When our Pocahontas is young and free, out “dating” and getting her feminist merit badge (a degree and a career), she is using up her marriage capital in more ways than one. In the meantime, the nice guy she will eventually marry can’t get a date: he may be her “Beta Orbiter” friend, but she is not interested in him romantically. He sits on the other side of an impenetrable “LJBF” wall of her making. Meanwhile she “dates” and bonds to the alpha males that she finds attractive, who are just using her with no intention of ever marrying her. Often enough she is perfectly aware that this is what she is doing: she understands that “bad boys” are for fun, and she will “settle down” later if that’s what she decides to do. A nice prince will come and carry her away when the time comes; life is good, and her decisions are validated by just about everyone around her.
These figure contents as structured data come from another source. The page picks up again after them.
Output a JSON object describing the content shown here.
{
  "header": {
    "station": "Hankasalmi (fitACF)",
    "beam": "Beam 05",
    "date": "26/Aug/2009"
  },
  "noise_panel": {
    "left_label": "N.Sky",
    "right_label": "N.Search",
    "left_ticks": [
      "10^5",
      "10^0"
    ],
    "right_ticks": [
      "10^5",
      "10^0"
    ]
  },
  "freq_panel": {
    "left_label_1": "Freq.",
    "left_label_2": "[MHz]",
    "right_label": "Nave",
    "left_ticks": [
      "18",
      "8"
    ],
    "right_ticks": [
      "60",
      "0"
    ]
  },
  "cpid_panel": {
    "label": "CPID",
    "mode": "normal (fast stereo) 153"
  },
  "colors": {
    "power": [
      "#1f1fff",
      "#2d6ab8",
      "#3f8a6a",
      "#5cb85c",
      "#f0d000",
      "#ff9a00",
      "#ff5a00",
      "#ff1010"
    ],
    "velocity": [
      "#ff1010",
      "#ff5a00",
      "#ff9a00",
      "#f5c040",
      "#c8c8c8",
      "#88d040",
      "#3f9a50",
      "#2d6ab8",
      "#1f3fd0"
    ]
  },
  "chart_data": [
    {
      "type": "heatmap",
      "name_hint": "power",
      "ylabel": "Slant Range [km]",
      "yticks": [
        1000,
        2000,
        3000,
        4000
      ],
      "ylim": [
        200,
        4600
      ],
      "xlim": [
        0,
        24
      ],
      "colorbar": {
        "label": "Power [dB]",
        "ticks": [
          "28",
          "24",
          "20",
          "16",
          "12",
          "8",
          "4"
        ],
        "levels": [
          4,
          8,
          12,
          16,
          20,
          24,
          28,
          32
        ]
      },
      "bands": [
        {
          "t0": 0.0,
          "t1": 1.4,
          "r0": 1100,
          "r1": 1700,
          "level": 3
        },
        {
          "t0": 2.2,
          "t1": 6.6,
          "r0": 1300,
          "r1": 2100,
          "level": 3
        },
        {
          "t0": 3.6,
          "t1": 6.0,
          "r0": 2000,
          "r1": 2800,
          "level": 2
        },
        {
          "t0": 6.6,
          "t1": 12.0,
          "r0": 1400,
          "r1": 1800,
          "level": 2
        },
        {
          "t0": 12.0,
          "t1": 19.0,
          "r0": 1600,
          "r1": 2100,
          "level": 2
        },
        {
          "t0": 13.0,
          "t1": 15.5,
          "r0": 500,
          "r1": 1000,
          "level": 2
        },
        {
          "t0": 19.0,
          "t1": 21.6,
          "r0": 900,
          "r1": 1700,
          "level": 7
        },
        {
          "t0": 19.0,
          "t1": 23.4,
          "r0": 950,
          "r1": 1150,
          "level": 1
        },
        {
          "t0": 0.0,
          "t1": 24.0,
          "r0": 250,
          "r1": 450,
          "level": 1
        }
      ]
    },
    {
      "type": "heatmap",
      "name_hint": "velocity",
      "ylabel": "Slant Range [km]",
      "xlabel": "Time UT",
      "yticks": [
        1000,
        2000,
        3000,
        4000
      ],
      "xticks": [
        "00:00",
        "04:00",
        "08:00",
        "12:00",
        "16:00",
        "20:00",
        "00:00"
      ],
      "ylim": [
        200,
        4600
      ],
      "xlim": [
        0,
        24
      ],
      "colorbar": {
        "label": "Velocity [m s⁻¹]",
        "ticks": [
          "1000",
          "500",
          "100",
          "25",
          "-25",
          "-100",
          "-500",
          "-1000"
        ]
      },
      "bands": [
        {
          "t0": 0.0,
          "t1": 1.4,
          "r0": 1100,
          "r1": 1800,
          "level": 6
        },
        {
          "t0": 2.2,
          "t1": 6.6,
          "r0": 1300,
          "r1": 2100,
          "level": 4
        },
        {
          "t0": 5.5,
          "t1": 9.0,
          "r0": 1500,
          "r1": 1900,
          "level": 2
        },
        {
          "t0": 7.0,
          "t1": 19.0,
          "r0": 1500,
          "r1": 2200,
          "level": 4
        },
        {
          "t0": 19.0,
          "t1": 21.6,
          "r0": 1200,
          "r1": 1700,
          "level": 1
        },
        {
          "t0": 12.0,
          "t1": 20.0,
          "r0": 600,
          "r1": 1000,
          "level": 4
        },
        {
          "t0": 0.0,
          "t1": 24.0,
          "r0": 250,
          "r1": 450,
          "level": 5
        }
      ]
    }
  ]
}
Then she crashes violently into that wall she built to keep out the nice guys. Rather suddenly even men she isn’t really attracted to, but who are good long term provider prospects, aren’t as interested in her. Still, if she plays her cards right she hopes to land a good Beta provider when the time is right. She spends her time with her nice-guy husband as an “alpha widow”, pining away in her own thoughts for the men she has been with who truly excited her at the time, but who would never have married her. As the years of being married to someone she isn’t attracted to grind on she eventually realizes that she is very unhappy, divorces him, and pursues an “Eat, Pray, Love” fantasy. Everything about the modern world supports her in this decision, including her Christian friends.
This is the basic narrative: hopefully I haven’t left anything crucial out. It is in this social context that the specific prescriptions of Game are said to be useful to Christian men.